HOW THE MIGHTY ARE FALLEN

Leicester Tigers have sacked Dean Richards, their coach of seven years, and before that iconic number 8 for Leicester and England (he was a policeman during the amateur days and was an integral part of the England pack famously described by the one and only Bill Mclaren as "festooned with constabulary"). When he played Leicester still used letters rather than numbers on their shirts to denote positions - his happened to be "G" - as far as most of the Welford Road faithful were concerned it stood for God.

On the face of it it looks cruel. During his 7 years Leicester won 4 league titles and 2 European Cups, but they have struggled this season, are out of the running for any silverware and even have the humiliation of looking over their shoulders to see the black hole of relegation not far behind, though it will come to that.

I think the reality though is that the foundations for Leicesters winning run of recent years were laid earlier on by Bob Dwyer, who was ousted in a player-led rebellion after 3 years of rebuilding a team that had been consistently second fiddle to much-hated rivals Bath. It was Dwyer who brought consistency to the club. Leivcester already had a great pack, their traditional strength, but he brought in players such as Joel Stransky and Austin Healey (love him or hate him, he is a great player) and recognised the potential of palyers like Geordan Murphy, who we hae been missing so much this season. Before his arrival the backs had been laborious and results had turned around the forwards power and ability to grind down an opposition pack. with a new back line, and an alternative to the rolling maul, suddenly Leicester were scoring tries and winning games they would previously have lost.

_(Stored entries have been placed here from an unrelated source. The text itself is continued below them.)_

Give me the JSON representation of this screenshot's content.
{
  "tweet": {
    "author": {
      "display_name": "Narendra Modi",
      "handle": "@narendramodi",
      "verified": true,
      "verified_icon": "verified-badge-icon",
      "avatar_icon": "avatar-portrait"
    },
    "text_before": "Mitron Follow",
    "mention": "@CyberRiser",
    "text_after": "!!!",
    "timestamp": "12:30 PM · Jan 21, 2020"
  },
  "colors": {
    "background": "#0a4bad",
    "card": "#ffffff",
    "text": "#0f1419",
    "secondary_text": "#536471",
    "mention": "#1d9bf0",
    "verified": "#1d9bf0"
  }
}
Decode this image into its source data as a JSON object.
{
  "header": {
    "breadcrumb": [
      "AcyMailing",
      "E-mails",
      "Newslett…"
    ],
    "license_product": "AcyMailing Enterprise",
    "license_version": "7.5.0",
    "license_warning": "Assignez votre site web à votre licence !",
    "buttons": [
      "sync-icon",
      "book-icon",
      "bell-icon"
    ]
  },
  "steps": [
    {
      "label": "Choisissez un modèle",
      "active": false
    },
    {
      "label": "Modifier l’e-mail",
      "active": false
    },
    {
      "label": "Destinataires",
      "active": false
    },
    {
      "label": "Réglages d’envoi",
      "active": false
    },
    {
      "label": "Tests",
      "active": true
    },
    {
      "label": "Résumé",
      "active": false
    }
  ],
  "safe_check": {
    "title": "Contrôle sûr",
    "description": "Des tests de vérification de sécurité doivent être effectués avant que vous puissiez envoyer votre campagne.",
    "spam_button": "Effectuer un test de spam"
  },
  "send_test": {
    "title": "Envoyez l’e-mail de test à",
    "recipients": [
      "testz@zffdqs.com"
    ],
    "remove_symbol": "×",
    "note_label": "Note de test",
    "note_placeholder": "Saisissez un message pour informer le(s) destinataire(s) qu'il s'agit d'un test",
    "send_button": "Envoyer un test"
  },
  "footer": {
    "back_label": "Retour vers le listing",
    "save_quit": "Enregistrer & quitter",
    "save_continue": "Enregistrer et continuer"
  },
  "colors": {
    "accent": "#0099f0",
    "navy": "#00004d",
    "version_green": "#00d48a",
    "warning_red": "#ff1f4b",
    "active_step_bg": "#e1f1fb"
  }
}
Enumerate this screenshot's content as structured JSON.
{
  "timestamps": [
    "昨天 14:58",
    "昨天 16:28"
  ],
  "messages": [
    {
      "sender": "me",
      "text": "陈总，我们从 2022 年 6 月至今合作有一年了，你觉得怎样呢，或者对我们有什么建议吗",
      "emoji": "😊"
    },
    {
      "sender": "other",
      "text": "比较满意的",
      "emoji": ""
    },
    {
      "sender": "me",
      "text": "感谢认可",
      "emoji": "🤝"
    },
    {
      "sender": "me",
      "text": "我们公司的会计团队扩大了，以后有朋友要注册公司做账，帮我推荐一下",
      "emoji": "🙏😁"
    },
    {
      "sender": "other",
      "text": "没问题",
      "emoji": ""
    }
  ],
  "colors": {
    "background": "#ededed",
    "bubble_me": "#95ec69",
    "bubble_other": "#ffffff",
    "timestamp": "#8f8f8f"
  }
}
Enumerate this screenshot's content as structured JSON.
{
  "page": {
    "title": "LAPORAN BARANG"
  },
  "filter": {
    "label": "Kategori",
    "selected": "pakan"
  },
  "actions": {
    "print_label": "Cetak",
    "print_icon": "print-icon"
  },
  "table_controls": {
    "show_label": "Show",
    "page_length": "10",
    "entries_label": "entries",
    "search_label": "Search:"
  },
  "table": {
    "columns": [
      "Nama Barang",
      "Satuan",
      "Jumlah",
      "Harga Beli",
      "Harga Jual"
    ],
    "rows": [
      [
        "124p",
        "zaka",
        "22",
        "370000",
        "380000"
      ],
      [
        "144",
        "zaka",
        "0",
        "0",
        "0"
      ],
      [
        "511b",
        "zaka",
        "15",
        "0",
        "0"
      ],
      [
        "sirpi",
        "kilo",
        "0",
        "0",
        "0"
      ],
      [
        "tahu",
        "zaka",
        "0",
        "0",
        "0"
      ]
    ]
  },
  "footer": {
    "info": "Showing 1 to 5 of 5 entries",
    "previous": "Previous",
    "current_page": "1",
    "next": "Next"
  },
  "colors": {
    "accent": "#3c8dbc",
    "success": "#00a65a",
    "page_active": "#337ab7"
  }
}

I think the truth is that Richards inheritied a team that was just coming to the peak, had a few good years with it, but has been shown to be lacking when the team started to break up as players moved on or retired. Games got closer, the opposition caught up, and this season it has all come tumbling down around him.

I don't like to see his reign ending this way - after 23 years for the club I think they could have found a way for him to save face - at least call it a resignation - but I think it was inevitable.